Quanto à taxa de câmbio, a performance do comércio exterior brasileiro é a evidência maior de que não há nada de preocupante. Enquanto países já estabilizados como México e Argentina têm dificuldades, sem alcançar posições superavitárias no comércio exterior, o Brasil tem reafirmado uma vocação fortemente competitiva, mesmo sob um ambiente superinflacionário e de incremento das importações.
Finalmente, há as vantagens do compromisso com a liberdade de preços, que vem sendo respeitado pelo governo apesar das dificuldades políticas. É provável que muitos setores tenham formado, ao longo dos últimos meses e semanas, margens de segurança que permitirão não apenas "suportar" a estabilidade, mas principalmente colaborar com ela, à medida que a URV trouxer transparência ao jogo real entre a oferta e a procura.
Há expectativas de que a demanda permaneça contida. Justamente o contrário de planos anteriores (como o Cruzado), quando se tentava estabilizar a economia com demanda aquecida. A perspectiva de juros reais ainda mais elevados nas próximas semanas reforça a impressão de que, a partir de agora, as empresas vão operar numa economia com salários estabilizados na média e mercados incapazes de sancionar puxadas de preços.

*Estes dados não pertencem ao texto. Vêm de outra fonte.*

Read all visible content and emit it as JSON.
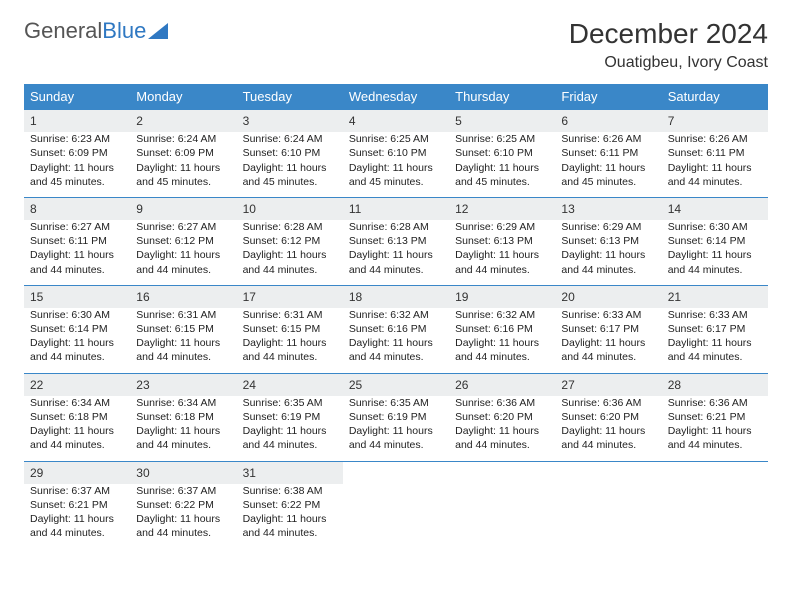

Com todos esses fatores favoráveis, não há quem duvide da capacidade do governo de obter considerável sucesso no curto e mesmo no médio prazo. A fase de transição entre a URV e a nova moeda, cuja duração pode alcançar até 90 dias, culminaria portanto numa inflação bastante baixa -medida em URVs.
Entretanto, cabe aqui uma dúvida legítima, presente na consciência de milhões de brasileiros que já tiveram de suportar as mais mirabolantes experiências de política econômica. Ninguém duvida da capacidade do governo de derrubar a inflação. Isso já ocorreu várias vezes. Mas o Dia D é também o dia em que se renova a dúvida: a inflação baixa, mas até quando?
Amanhã, a sociedade ingressará nessa nova experiência com o entusiasmo condicionado por essa dúvida. Inquietação, aliás, justificada não apenas pelo passado como por uma fragilidade das circunstâncias a que é bom estar atento. Fragilidade, antes de tudo, política, como revelam as sucessivas dificuldades no encaminhamento do ajuste fiscal e que estão ainda longe de se esgotar. Qual será o valor do salário mínimo e que impactos terá sobre o Orçamento de 1994? Quando será esse mesmo Orçamento aprovado pelo Congresso? Quais as reais perspectivas de aumento da arrecadação num ano de crescimento econômico mais modesto? Como o governo tratará a entrada de recursos externos, com impactos inflacionários? E qual a credibilidade do compromisso com a austeridade num ano eleitoral que promete disputas de virulência indisfarçável?
São incertezas, tanto técnicas quanto políticas, que se devem contrapor com rigor às vantagens da situação atual frente a tentativas anteriores. Para que as dúvidas desse Dia D decisivo não venham a ser, mais uma vez, também o prenúncio de uma grande decepção.